En tant que formateur à l’école supérieure du professorat et de l’éducation de Saint-Denis, Olivier Lodého connaît le rôle des parents. Lui-même a fort à faire avec ses deux garçons, dont l’un fut champion de France et le second champion d’Europe de morey, le nom créole donné au bodyboard. «Leur interdire ne servait à rien, je n’étais pas forcément au courant quand ils allaient à l’eau. Allez empêcher un ado de fumer…» Le quinquagénaire leur a proposé un sport de substitution, tel le parapente. En vain. Aussi a-t-il vu partir Clément, le plus intrépide, «avec soulagement» en métropole, où ce dernier prépare un brevet d’Etat de surf.
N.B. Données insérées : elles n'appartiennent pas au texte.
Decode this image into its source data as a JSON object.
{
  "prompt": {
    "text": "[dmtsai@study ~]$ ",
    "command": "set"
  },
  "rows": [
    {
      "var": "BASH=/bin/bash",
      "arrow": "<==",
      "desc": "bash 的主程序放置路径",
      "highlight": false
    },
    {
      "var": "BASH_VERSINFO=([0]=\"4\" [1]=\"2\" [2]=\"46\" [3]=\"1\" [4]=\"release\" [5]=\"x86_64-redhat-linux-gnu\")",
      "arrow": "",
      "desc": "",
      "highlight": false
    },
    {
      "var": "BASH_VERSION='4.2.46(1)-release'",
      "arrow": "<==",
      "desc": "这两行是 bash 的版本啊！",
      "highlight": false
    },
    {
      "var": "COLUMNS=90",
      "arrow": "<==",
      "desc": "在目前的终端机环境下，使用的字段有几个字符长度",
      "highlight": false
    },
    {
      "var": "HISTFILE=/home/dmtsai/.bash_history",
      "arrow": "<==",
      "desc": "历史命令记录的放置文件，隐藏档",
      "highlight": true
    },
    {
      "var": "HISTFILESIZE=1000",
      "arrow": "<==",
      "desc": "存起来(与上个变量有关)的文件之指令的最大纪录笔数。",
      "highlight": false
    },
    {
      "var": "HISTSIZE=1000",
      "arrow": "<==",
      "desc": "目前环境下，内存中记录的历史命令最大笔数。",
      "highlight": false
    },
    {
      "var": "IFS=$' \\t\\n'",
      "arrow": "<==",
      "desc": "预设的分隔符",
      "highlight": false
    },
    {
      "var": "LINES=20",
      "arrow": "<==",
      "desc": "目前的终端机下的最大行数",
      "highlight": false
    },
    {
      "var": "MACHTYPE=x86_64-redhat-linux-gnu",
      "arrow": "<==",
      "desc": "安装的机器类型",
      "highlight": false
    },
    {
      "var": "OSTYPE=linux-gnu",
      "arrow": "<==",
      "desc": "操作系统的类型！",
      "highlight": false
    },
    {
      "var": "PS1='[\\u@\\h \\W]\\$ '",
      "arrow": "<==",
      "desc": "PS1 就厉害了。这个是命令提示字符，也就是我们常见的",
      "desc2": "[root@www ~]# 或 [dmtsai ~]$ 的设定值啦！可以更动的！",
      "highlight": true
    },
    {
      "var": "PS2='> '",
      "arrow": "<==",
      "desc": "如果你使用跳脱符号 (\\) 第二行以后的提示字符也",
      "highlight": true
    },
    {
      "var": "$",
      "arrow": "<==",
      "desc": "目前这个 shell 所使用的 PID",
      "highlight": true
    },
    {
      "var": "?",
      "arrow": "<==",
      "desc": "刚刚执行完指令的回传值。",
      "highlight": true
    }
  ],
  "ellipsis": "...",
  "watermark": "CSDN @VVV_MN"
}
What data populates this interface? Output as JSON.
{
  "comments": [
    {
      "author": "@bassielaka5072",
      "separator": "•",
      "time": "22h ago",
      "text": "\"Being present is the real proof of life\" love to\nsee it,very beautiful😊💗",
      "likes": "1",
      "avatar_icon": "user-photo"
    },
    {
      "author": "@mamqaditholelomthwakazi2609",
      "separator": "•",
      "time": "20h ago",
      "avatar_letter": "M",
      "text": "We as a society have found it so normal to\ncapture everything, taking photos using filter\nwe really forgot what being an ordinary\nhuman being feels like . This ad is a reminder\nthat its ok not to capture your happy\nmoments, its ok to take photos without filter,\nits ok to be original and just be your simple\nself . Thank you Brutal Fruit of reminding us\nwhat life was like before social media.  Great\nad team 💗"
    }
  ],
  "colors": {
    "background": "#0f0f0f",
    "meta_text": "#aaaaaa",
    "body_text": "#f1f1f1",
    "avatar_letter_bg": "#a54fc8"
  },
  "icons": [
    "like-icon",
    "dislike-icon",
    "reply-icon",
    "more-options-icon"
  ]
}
C’est également parce qu’elle savait qu’elle risquait de perdre un de ses enfants que Janique Hoarau, professeure des écoles, a «tout lâché» et quitté la Réunion. «Je vivais dans l’angoisse permanente, je ne pouvais plus entendre la sirène d’une ambulance sans penser à Youri et Hina, qui passaient leur temps à surfer», raconte l’enseignante installée aujourd’hui en Vendée. La mère de famille a pris sa décision lorsque son fils lui a dit : «Maman, faut qu’on parte, sinon ça va m’arriver à moi aussi.» Dimanche, lorsqu’il a appris la disparition d’Elio, avec qui il surfait il y a deux ans, Youri a même remercié sa mère d’avoir déménagé.
«La liberté absolue»
On peut s’interroger sur l’insouciance des jeunes Réunionnais qui, avec la fougue de leur âge, se sentent immortels. Mais que dire de pères de famille comme Fabien Bujon, auquel un requin a arraché la main et le pied droits, en 2012 à Saint-Leu, et qui continuent tant bien que mal à braver les flots ? Comment suivre ce quadra de Saint-Benoît, dans l’est de l’île, surnommé Shorebreak (une vague puissante à proximité des côtes), dont un squale a arraché la moitié de la planche en 2010 et qui est retourné à l’eau deux mois après ? Inconscience, folie ? Eric Sparton, président de la ligue réunionnaise de surf, s’agace à l’écoute de «ces clichés». Lui-même ne sort plus et a «pris 15 kilos».«Contrairement à ceux qui vivent une passion harmonieuse, ces irréductibles ne peuvent pas se passer de leur activité ; c’est une forme d’addiction», estime Yvan Paquet, maître de conférences en psychologie du sport à l’université de la Réunion, qui parle de victimes atteintes d’une «passion obsessive».
Olivier Bauer, artisan de 46 ans, hausse des épaules sur lesquels s’étalent des tatouages tahitiens. Pourtant, ce libertaire le dit sans détour : «Si je ne peux pas surfer, je me casse, plus rien ne me retiendra à la Réunion.» L’homme, baraqué, surfe presque tous les jours avec son aîné de 20 ans. «Quel plaisir pour un père de partager ces moments de communion avec la nature», s’enthousiasme-t-il. Il évoque «la liberté absolue», l’impossibilité à rester sur la terre ferme à la vue d’un «train de houle parfait». Et de conclure : «Il n’y a plus que la mer où personne ne te casse les couilles, qu’on me laisse prendre ce risque, j’en ai besoin pour me vider l’esprit.»